COLLEGE STATION — Enjoying a forest’s fall colors may seem like a simple pleasure, but knowing why they are so pleasurable and how to keep them that way is another matter.
Yet, it’s a matter of no little importance in the United States, where forest managers must balance the needs of recreational users with timber producers and consumers, says Dr. James Gramann of the Texas Agricultural Experiment Station.
Gramann, a station researcher and Texas A&M University professor of recreation, park and tourism sciences, and Wiijoo Yhang, a South Korean doctoral candidate, recently completed a pioneering study in color as it relates to forest management. One result of their work has been Yhang’s doctoral dissertation, which examined the effects of color on perceptions of scenic beauty in the Ouachita National Forest in Arkansas.
“The U.S. Forest Service has been under tremendous pressure in Arkansas to reduce clear cutting and grow a type of forest with more mixed hardwoods and pine — the type of forest that has more color,” said Gramann. “There have been plenty of studies on scenic beauty, but this is the first time that someone has looked at color.”
“With this kind of research, you can recommend what needs to be done on the ground to maximize color. In that sense, it’s a very applied effort.”
Gramann said the study ended up being good news for the Ouachita National Forest, because its findings supported the forest’s main management goal: learning how to grow and perpetuate a mixed pine-hardwood forest while also maintaining commercial supplies of timber. Pure pine forests are more desirable from a timber production standpoint.
One implication of the study is that in outdoor recreation sites and other visually sensitive areas, such as highway corridors, it could be beneficial to manage forests to have more mixed pine and hardwoods.
Gramann had conducted studies in the past dealing with the number of oaks and other East Texas hardwoods as they related to scenic beauty. For this study, he and Yhang focused on color, important because of its potential economic impact on tourism in the Ouachita mountains, where many visitors come to view foliage in the spring and fall.
“This gives us a chance to look, over a fairly long period of time, at how forests regenerate and how they impact scenery in a controlled situation,” Gramann said.
The researchers took color slides of 20 experimental plots in different landforms (including varying slopes and positioning on ridges) and different seasons. The plots also differed in the proportion of hardwoods they retained after harvesting for timber.
Harvesting left each plot with 60 square feet of pine, with pine measured at the base of each tree. One of four different proportions of hardwood were in each plot: 30 square feet per acre, 15 square feet per acre in a grouped arrangement, 15 square feet per acre in a scattered arrangment, or no hardwoods.
Students in four Texas A&M classes rated a total of 340 slides on a 10-point scale, with raw ratings transformed into what were called scenic beauty estimations. Three trained judges separately rated each slide for the visibility of green, yellow, blue and brown, and these ratings were transformed into “color visibility estimations.”
An equation relating the two found that greater green visibility was associated with higher beauty evaluations, while more brown was associated with lower beauty evaluations. Yellow enhanced beauty ratings, while blue detracted from the ratings.
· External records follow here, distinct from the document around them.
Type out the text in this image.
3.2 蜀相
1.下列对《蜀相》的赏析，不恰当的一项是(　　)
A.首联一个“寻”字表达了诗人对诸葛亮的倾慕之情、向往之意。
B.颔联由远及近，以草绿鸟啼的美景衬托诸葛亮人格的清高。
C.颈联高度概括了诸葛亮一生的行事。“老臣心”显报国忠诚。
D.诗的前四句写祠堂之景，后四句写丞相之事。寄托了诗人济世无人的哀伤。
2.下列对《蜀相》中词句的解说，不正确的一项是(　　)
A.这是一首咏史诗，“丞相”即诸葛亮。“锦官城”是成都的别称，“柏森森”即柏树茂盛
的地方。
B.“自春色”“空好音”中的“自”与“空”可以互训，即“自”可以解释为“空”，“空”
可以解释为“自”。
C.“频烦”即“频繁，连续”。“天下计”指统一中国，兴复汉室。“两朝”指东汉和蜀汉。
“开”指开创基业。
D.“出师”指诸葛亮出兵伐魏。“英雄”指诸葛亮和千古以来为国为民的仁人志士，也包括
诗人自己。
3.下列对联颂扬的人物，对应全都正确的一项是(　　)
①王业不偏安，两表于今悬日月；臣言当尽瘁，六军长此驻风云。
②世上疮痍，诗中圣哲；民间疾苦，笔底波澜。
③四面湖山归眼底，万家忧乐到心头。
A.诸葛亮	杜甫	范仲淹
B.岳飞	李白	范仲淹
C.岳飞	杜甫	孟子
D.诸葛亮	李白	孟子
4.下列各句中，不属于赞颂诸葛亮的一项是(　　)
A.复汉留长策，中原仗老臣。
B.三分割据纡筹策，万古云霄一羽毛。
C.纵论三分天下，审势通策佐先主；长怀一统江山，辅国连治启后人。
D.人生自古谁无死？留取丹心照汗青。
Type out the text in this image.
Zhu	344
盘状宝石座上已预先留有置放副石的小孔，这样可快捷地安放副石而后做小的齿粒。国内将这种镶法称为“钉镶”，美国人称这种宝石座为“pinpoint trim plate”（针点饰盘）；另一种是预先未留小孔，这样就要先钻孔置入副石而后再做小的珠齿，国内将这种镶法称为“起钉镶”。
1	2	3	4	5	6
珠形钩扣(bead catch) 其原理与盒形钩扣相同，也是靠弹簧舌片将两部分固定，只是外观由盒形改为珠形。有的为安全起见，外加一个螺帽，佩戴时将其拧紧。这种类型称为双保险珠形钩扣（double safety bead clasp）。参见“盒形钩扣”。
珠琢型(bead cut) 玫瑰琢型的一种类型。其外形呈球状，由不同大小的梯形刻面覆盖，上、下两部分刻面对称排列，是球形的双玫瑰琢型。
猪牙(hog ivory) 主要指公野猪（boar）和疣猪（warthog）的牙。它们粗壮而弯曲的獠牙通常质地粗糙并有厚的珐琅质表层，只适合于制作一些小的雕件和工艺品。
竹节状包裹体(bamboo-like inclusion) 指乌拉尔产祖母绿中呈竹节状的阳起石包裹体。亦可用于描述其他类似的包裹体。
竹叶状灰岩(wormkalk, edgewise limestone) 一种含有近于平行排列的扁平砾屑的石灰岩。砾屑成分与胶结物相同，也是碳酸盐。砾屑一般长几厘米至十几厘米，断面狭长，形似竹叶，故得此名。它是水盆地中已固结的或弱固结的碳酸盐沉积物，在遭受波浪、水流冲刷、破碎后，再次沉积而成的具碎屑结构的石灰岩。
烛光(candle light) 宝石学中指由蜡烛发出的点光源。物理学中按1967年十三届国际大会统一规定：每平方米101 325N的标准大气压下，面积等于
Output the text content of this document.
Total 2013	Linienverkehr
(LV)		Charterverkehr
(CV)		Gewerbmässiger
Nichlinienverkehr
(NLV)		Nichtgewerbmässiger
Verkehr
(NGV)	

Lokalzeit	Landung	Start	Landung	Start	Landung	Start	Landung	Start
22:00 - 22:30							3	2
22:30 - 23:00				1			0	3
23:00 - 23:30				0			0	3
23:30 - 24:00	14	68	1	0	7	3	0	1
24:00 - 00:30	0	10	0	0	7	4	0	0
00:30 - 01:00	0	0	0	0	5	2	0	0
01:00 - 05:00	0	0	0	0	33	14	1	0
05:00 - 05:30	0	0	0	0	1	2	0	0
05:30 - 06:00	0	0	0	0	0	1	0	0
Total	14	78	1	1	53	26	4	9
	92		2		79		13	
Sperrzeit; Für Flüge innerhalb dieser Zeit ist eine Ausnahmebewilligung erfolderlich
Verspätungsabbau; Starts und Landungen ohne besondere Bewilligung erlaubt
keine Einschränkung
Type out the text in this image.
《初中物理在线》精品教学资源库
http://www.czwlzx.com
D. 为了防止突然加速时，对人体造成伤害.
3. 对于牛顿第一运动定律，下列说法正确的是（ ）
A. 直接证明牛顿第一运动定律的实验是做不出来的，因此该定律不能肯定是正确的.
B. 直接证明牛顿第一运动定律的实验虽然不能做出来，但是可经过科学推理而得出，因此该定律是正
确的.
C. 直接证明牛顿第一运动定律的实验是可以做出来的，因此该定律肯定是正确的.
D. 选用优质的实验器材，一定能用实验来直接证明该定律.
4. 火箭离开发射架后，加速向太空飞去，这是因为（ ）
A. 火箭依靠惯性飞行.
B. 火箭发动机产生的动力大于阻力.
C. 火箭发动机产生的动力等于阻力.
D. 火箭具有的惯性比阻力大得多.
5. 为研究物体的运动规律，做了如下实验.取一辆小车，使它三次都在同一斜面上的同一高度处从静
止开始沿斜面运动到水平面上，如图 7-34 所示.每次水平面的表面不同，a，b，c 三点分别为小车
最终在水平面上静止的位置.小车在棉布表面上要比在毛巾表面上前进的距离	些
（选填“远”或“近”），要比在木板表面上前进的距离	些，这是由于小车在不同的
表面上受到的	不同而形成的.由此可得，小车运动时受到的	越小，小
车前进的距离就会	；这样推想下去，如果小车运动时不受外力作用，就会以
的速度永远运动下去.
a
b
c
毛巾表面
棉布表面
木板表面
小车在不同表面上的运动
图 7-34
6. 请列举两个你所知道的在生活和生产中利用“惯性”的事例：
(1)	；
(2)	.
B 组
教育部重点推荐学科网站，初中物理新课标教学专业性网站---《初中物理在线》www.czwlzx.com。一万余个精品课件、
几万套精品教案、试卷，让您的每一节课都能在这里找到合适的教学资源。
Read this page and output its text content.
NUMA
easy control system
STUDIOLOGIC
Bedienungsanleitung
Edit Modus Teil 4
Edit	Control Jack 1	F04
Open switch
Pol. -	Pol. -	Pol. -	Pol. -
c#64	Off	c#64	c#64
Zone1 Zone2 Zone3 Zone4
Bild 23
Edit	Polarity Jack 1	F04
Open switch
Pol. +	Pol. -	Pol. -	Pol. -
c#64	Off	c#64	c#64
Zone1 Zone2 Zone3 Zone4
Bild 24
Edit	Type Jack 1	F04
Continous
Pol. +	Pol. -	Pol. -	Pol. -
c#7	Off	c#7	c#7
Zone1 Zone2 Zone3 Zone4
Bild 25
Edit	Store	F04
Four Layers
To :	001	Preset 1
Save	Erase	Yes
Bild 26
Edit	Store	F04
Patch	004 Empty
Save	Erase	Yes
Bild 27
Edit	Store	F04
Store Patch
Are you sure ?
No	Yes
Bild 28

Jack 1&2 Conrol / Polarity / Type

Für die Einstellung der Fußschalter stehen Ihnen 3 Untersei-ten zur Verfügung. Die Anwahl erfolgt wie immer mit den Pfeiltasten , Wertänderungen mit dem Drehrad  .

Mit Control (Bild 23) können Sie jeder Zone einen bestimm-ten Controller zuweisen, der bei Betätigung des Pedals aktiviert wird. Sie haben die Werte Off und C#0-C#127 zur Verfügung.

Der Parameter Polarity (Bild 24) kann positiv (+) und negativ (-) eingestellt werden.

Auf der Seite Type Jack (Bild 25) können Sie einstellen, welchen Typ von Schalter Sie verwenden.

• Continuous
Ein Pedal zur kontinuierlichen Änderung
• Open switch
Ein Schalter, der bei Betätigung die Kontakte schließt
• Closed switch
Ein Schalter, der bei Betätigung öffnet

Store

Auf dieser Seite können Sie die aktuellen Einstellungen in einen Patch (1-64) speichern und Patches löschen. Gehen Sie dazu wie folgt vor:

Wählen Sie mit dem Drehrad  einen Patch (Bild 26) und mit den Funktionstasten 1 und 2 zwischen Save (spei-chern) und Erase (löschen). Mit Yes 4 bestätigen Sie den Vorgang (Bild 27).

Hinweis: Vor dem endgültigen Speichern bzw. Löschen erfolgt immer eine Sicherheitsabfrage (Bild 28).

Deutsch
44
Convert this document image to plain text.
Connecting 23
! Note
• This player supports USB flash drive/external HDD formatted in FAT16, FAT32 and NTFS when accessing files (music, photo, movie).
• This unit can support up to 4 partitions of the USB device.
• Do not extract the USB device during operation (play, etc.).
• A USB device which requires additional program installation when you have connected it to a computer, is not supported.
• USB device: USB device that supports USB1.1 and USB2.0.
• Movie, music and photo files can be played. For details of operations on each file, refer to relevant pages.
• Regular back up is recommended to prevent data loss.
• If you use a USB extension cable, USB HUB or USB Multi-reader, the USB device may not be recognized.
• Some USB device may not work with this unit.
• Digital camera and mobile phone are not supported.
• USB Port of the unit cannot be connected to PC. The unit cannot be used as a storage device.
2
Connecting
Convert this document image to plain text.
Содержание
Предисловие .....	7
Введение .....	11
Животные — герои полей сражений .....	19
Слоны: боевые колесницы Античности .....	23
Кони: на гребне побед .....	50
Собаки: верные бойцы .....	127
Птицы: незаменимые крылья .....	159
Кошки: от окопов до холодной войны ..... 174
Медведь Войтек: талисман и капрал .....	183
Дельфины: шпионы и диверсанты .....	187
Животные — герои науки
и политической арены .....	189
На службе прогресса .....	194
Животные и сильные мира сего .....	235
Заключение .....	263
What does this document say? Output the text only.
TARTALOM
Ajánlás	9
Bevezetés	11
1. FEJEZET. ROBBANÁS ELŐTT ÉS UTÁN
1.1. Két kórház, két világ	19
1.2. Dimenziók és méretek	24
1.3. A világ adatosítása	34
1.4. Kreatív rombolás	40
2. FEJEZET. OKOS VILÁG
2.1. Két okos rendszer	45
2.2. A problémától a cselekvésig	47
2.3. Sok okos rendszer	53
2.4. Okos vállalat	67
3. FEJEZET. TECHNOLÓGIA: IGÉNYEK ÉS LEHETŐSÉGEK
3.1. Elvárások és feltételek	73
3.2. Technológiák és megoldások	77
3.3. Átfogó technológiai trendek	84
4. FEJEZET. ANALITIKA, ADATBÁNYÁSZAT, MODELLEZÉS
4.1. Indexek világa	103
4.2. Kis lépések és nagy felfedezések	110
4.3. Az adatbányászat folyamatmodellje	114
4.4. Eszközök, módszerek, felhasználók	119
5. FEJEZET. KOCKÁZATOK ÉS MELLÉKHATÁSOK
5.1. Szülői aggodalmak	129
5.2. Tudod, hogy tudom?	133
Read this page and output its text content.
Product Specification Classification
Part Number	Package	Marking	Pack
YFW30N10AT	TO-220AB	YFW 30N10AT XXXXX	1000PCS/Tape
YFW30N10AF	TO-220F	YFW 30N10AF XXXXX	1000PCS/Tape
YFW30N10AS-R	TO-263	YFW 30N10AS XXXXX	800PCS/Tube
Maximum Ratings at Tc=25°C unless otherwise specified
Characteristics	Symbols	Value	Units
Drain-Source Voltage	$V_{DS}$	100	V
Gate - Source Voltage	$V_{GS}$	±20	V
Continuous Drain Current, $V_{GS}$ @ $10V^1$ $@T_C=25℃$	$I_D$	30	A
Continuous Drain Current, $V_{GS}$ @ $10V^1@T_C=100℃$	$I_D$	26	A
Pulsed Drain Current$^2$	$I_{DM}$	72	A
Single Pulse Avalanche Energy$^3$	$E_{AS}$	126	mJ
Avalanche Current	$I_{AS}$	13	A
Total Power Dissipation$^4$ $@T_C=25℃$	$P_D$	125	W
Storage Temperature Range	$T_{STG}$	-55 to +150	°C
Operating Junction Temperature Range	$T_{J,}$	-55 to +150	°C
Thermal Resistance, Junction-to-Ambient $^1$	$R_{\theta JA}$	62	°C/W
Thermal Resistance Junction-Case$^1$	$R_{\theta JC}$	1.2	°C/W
“The impacts of green and brown on scenic beauty were consistent with biophilia and biophobia hypotheses,” Gramann said. “These predict that, because of evolutionary processes, humans will be attracted to natural landscapes containing mostly green vegetation because these promise food, water and other basic survival needs.
“However, they will be repelled from scenes containing mostly brown vegetation because such scenes do not signify fulfillment of basic needs.”
The degree of harvesting did not affect green or brown visibility, but plots with more hardwoods did increase yellow visibility — and thus beauty ratings — in the fall. Plots with fewer hardwoods also tended to have more blue visible because of less screening of the sky by forest canopy, and those plots tended to have lower ratings.
The findings regarding yellow and blue were inconsistent with the researchers’ initial hypotheses. They had expected yellow to decrease beauty ratings and blue to increase them, based on the biophilia/biophobia hypotheses and other studies of color preference.
However, Gramann said, predictions regarding the effects of blue and yellow were based on laboratory studies, which apparently do not apply to human response to color in natural environments. He added that scenic beauty ratings were likely far more impacted by hardwood removal and greater amounts of downed woody material in the slides with greater blue. More yellow slides were associated with fall and changing colors of leaves, which are considered a strong attraction for people in many regions, Gramann said.
The study also leaves other intriguing questions, Gramann said. For instance, forest type may also be an important factor in perceived scenic beauty.
“Models developed in ponderosa pine forests in northern Arizona have been found to be less effective at predicting beauty ratings for a similar forest in Colorado,” Gramann said. “It could be that our study’s model has geographic and ecological limits.”
More studies like the Ouachita effort, using other areas and perhaps focusing on a broader range of colors, could provide useful data to researchers, he said.